LOAD function/command loads data from HDFS or Local FS. ex: -
gurnt >employees = LOAD 'hdfs://localhost:9090/pig_dir/data.txt' USING PigStorage(',') as ( id:int, salary:int, ...etc)
Following which pig commands can be executed - like
grunt >wellpaid_employees = FILTER employees BY salary > '100000';
So I started thinking, where does pig store the "employees" data/relation. Which is used when further processing is needed i.e generating wellpaid_employees.
1) employees relation - If it just saves the employees in a temp directory (which is based on configuration) what is the benefit. It can any way read the data from HDFS every time. And the file can be large from 1GB to 1TB or even more. So I will assume that LOAD does not duplicate the data any where else. It works lazily. And it uses the orginal files in HDFS for running pig jobs (which are MR jobs behind the screen).

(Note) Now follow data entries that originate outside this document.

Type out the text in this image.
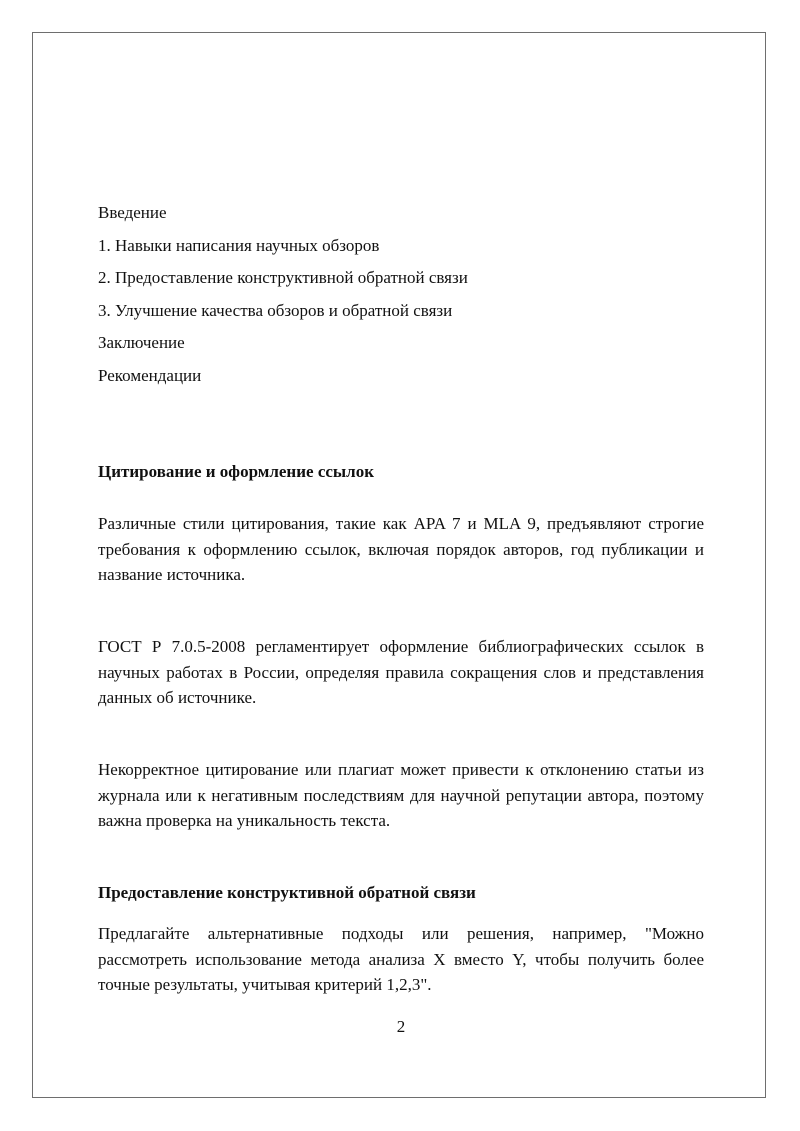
Введение
1. Навыки написания научных обзоров
2. Предоставление конструктивной обратной связи
3. Улучшение качества обзоров и обратной связи
Заключение
Рекомендации
Цитирование и оформление ссылок
Различные стили цитирования, такие как APA 7 и MLA 9, предъявляют строгие требования к оформлению ссылок, включая порядок авторов, год публикации и название источника.
ГОСТ Р 7.0.5-2008 регламентирует оформление библиографических ссылок в научных работах в России, определяя правила сокращения слов и представления данных об источнике.
Некорректное цитирование или плагиат может привести к отклонению статьи из журнала или к негативным последствиям для научной репутации автора, поэтому важна проверка на уникальность текста.
Предоставление конструктивной обратной связи
Предлагайте альтернативные подходы или решения, например, "Можно рассмотреть использование метода анализа X вместо Y, чтобы получить более точные результаты, учитывая критерий 1,2,3".
2
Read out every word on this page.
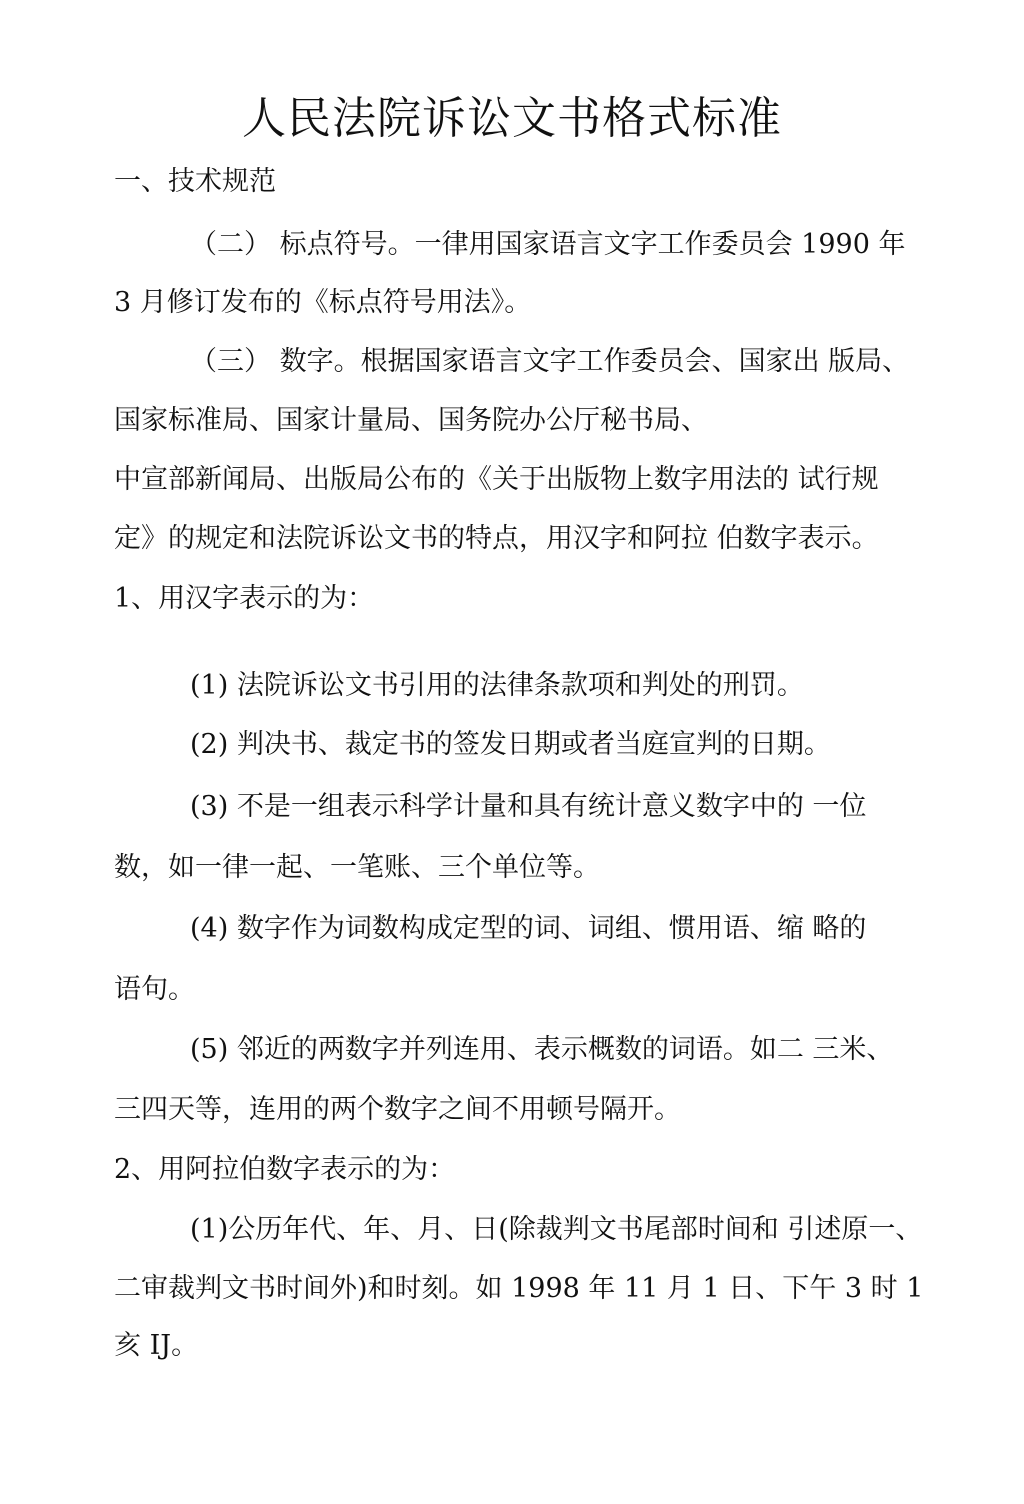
人民法院诉讼文书格式标准
一、技术规范
（二） 标点符号。一律用国家语言文字工作委员会 1990 年
3 月修订发布的《标点符号用法》。
（三） 数字。根据国家语言文字工作委员会、国家出 版局、
国家标准局、国家计量局、国务院办公厅秘书局、
中宣部新闻局、出版局公布的《关于出版物上数字用法的 试行规
定》的规定和法院诉讼文书的特点，用汉字和阿拉 伯数字表示。
1、用汉字表示的为：
(1) 法院诉讼文书引用的法律条款项和判处的刑罚。
(2) 判决书、裁定书的签发日期或者当庭宣判的日期。
(3) 不是一组表示科学计量和具有统计意义数字中的 一位
数，如一律一起、一笔账、三个单位等。
(4) 数字作为词数构成定型的词、词组、惯用语、缩 略的
语句。
(5) 邻近的两数字并列连用、表示概数的词语。如二 三米、
三四天等，连用的两个数字之间不用顿号隔开。
2、用阿拉伯数字表示的为：
(1)公历年代、年、月、日(除裁判文书尾部时间和 引述原一、
二审裁判文书时间外)和时刻。如 1998 年 11 月 1 日、下午 3 时 1
亥 IJ。
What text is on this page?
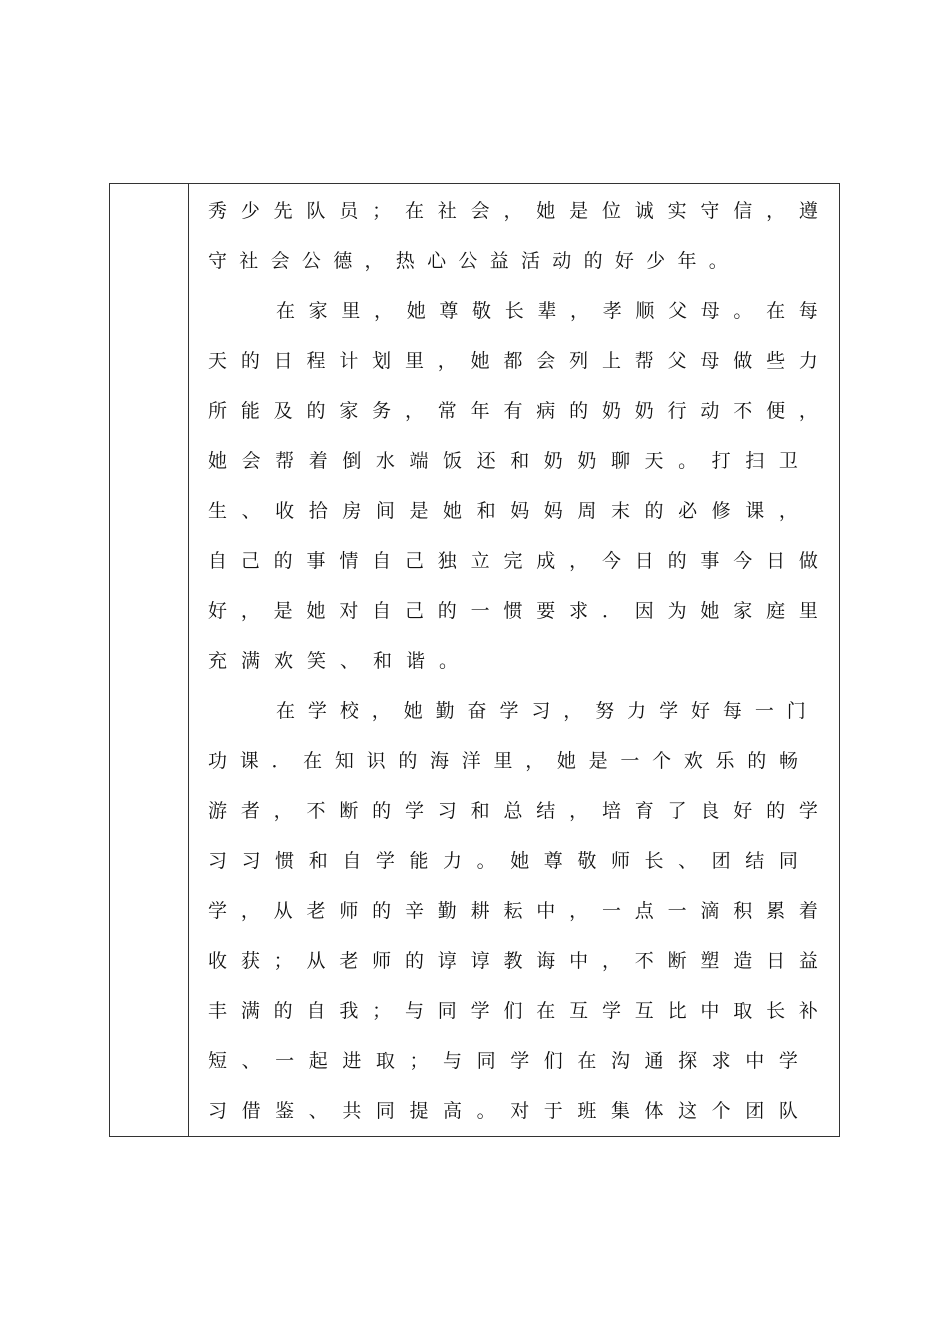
秀 少 先 队 员 ； 在 社 会 ， 她 是 位 诚 实 守 信 ， 遵
守 社 会 公 德 ， 热 心 公 益 活 动 的 好 少 年 。
在 家 里 ， 她 尊 敬 长 辈 ， 孝 顺 父 母 。 在 每
天 的 日 程 计 划 里 ， 她 都 会 列 上 帮 父 母 做 些 力
所 能 及 的 家 务 ， 常 年 有 病 的 奶 奶 行 动 不 便 ，
她 会 帮 着 倒 水 端 饭 还 和 奶 奶 聊 天 。 打 扫 卫
生 、 收 拾 房 间 是 她 和 妈 妈 周 末 的 必 修 课 ，
自 己 的 事 情 自 己 独 立 完 成 ， 今 日 的 事 今 日 做
好 ， 是 她 对 自 己 的 一 惯 要 求 ． 因 为 她 家 庭 里
充满欢笑、和谐。
在 学 校 ， 她 勤 奋 学 习 ， 努 力 学 好 每 一 门
功 课 ． 在 知 识 的 海 洋 里 ， 她 是 一 个 欢 乐 的 畅
游 者 ， 不 断 的 学 习 和 总 结 ， 培 育 了 良 好 的 学
习 习 惯 和 自 学 能 力 。 她 尊 敬 师 长 、 团 结 同
学 ， 从 老 师 的 辛 勤 耕 耘 中 ， 一 点 一 滴 积 累 着
收 获 ； 从 老 师 的 谆 谆 教 诲 中 ， 不 断 塑 造 日 益
丰 满 的 自 我 ； 与 同 学 们 在 互 学 互 比 中 取 长 补
短 、 一 起 进 取 ； 与 同 学 们 在 沟 通 探 求 中 学
习 借 鉴 、 共 同 提 高 。 对 于 班 集 体 这 个 团 队
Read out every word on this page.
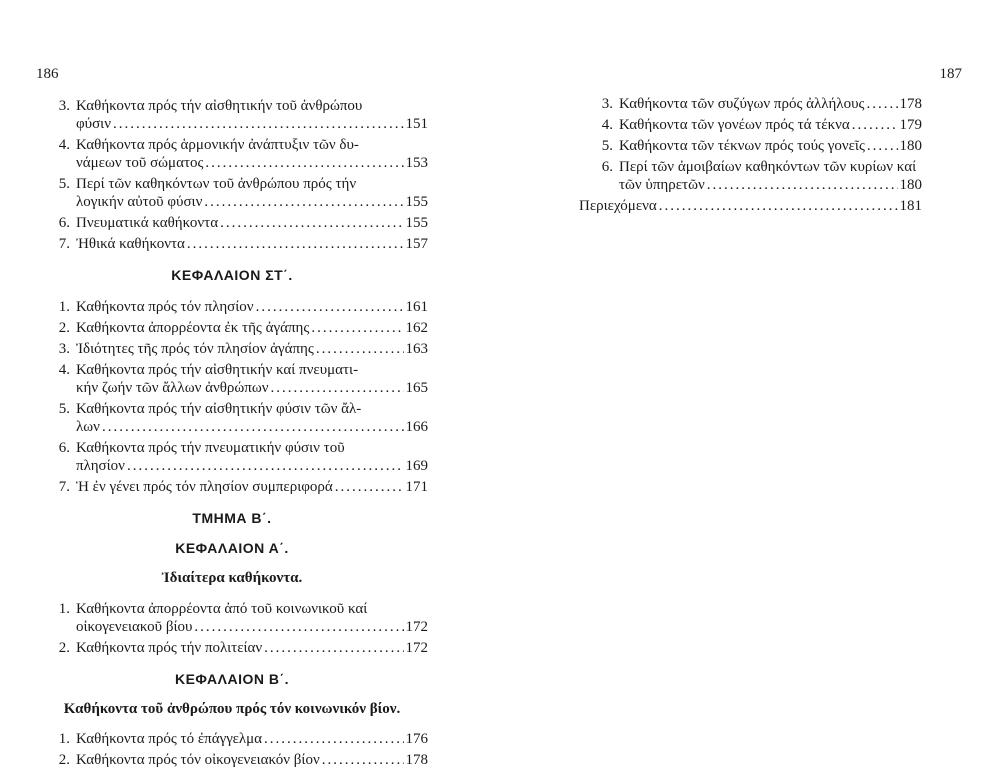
186
3. Καθήκοντα πρός τήν αἰσθητικήν τοῦ ἀνθρώπου
φύσιν .....	151
4. Καθήκοντα πρός ἁρμονικήν ἀνάπτυξιν τῶν δυ-
νάμεων τοῦ σώματος .....	153
5. Περί τῶν καθηκόντων τοῦ ἀνθρώπου πρός τήν
λογικήν αὐτοῦ φύσιν .....	155
6. Πνευματικά καθήκοντα .....	155
7. Ἠθικά καθήκοντα .....	157
ΚΕΦΑΛΑΙΟΝ ΣΤ΄.
1. Καθήκοντα πρός τόν πλησίον .....	161
2. Καθήκοντα ἀπορρέοντα ἐκ τῆς ἀγάπης .....	162
3. Ἰδιότητες τῆς πρός τόν πλησίον ἀγάπης .....	163
4. Καθήκοντα πρός τήν αἰσθητικήν καί πνευματι-
κήν ζωήν τῶν ἄλλων ἀνθρώπων .....	165
5. Καθήκοντα πρός τήν αἰσθητικήν φύσιν τῶν ἄλ-
λων .....	166
6. Καθήκοντα πρός τήν πνευματικήν φύσιν τοῦ
πλησίον .....	169
7. Ἡ ἐν γένει πρός τόν πλησίον συμπεριφορά .....	171
ΤΜΗΜΑ Β΄.
ΚΕΦΑΛΑΙΟΝ Α΄.
Ἰδιαίτερα καθήκοντα.
1. Καθήκοντα ἀπορρέοντα ἀπό τοῦ κοινωνικοῦ καί
οἰκογενειακοῦ βίου .....	172
2. Καθήκοντα πρός τήν πολιτείαν .....	172
ΚΕΦΑΛΑΙΟΝ Β΄.
Καθήκοντα τοῦ ἀνθρώπου πρός τόν κοινωνικόν βίον.
1. Καθήκοντα πρός τό ἐπάγγελμα .....	176
2. Καθήκοντα πρός τόν οἰκογενειακόν βίον .....	178
187
3. Καθήκοντα τῶν συζύγων πρός ἀλλήλους ..... 178
4. Καθήκοντα τῶν γονέων πρός τά τέκνα .....	179
5. Καθήκοντα τῶν τέκνων πρός τούς γονεῖς ..... 180
6. Περί τῶν ἀμοιβαίων καθηκόντων τῶν κυρίων καί
τῶν ὑπηρετῶν .....	180
Περιεχόμενα .....	181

2) wellpaid_employees relation - when pig process employees relation to generate wellpaid_employees relation. Where does it save this result.
Because, if I have to do further processing on "wellpaid_employees" like to get all well paid employees in a particular city - example
grunt >wellpaid_employees_in_newyork = FILTER wellpaid_employees BY city == 'NY';
In this case I see the benfit of PIG storing all the intermediate and end result/relatios some where. Is this how pig works.
So how (format etc) and where (physical location) does pig store the intermediate results/relations and how to configure these aspects ?
But if the intermediate result are also too big - say several GB, then how does the trade off work (between processing previous stages every time or storing the result). Can it be configured also.